Żniwa w pełni, ziarno zwożone z pola to tylko część tego co pozostaje po całym sezonie pracy.
Temat resztek pozostających po żniwach, słomy i korzeni (o których często zapominamy) powraca coraz częściej. Jest on obowiązkowym gościem wielu spotkań z firmami doradczymi, handlowymi, a i sami producenci rolni szukają możliwości zagospodarowania pozostałości po żniwach w jak najefektywniejszy sposób.
Spadek żyzności gleb nie jest już tylko mitem, jest on faktem, na który ośrodki doświadczalne posiadają coraz więcej wyników badań i wiedzy. Za jeden z głównych powodów tego stanu podaje grabienie gleb rolniczych poprzez wywożenie słomy. Słoma to cenny materiał do produkcji peletu, czy w branży pieczarkarskiej, wywożona w tym kierunku nie wraca już na pola, tak jak wracała w postaci obornika.
Świadomi coraz bardziej tego faktu rolnicy, coraz rzadziej oddają słomę z pól, jak i niechętnie ją już sprzedają. Nie często spotyka się też tak nieodpowiedzialne i głupie wręcz wypalanie ściernisk, czy słomy.

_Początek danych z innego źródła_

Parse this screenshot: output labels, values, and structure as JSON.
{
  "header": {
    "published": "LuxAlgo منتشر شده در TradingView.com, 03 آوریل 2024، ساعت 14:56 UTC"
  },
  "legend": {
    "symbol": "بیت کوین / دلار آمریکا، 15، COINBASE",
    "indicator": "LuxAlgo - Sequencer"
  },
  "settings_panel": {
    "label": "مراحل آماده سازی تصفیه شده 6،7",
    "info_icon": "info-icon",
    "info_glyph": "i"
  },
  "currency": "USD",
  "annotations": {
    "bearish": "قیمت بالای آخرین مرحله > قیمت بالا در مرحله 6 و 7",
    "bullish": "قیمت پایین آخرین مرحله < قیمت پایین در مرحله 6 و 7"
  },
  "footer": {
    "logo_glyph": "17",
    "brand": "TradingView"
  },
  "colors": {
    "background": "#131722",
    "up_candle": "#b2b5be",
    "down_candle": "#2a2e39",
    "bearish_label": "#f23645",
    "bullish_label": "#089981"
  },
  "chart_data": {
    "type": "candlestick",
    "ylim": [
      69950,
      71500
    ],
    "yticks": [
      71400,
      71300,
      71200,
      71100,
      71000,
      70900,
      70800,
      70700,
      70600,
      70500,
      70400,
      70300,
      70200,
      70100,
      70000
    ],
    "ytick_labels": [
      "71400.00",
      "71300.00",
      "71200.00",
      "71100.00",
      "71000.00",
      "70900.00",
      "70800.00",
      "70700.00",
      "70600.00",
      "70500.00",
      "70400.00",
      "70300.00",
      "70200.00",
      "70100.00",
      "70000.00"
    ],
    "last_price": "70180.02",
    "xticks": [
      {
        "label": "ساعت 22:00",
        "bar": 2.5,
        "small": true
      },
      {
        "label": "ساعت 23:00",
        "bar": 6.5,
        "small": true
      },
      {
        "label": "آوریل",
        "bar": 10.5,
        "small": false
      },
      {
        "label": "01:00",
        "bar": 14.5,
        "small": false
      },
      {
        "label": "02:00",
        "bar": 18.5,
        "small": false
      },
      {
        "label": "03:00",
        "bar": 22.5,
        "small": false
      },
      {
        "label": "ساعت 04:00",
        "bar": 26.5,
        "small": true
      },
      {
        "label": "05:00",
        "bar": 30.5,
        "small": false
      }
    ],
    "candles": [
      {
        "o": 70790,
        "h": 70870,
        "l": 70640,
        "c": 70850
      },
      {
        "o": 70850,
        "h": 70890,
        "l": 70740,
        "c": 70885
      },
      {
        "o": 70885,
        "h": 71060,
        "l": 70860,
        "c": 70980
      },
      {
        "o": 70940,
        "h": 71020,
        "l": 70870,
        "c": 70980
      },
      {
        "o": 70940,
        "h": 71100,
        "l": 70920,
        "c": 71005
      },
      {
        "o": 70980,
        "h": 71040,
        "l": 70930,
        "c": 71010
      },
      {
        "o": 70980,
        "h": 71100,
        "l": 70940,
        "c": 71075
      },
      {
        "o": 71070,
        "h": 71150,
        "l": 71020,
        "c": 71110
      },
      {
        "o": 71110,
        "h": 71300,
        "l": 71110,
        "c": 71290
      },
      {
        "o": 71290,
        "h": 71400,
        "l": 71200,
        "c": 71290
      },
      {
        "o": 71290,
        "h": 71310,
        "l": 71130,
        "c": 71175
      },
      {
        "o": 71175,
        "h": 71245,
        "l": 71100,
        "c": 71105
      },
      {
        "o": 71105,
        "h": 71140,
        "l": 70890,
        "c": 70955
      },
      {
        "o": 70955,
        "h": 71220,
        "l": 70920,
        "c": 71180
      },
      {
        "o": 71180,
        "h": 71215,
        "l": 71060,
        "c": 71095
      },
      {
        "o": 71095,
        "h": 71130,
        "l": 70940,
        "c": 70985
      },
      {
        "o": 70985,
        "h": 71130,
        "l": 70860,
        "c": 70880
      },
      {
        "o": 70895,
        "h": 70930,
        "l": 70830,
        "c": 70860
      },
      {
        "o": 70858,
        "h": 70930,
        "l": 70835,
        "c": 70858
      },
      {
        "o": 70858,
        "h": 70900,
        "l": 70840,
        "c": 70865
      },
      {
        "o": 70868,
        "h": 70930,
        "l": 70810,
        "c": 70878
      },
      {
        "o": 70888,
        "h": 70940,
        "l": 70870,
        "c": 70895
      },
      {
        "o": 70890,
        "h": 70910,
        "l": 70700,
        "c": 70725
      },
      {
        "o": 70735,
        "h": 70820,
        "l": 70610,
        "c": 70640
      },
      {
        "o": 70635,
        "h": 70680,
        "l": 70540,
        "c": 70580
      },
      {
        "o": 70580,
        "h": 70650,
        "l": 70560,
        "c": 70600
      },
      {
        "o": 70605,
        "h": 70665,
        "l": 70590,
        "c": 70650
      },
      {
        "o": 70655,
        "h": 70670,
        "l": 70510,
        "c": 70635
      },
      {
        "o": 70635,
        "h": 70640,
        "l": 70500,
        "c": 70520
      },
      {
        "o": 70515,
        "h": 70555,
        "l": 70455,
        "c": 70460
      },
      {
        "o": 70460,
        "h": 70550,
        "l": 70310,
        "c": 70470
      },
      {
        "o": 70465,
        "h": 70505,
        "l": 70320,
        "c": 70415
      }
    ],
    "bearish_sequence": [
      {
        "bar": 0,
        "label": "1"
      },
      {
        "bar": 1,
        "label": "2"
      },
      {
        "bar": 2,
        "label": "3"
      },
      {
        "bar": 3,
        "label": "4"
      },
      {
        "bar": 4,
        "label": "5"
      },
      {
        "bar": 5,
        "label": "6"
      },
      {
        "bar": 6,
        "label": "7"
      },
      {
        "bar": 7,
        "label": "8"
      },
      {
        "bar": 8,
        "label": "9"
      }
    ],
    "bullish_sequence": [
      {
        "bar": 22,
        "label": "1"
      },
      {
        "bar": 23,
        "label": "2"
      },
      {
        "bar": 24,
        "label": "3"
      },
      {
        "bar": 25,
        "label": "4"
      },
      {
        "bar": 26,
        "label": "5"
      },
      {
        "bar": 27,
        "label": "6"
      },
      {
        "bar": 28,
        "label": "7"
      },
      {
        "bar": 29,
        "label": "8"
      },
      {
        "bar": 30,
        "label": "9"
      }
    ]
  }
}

Przywrócenie glebie zamkniętych w słomie mikroelementów można przyśpieszyć. Warto to też robić. na rynku znajduje się spora gama biologicznych preparatów przyśpieszających proces humifikacji, jak i poprawiających biologiczne właściwości gleby.
Skutecznie wypierają one praktykę stosowania na resztki azotu. Nowoczesne preparaty, pozwalają na łatwość zabiegu, bezpieczeństwo i szybką efektywność.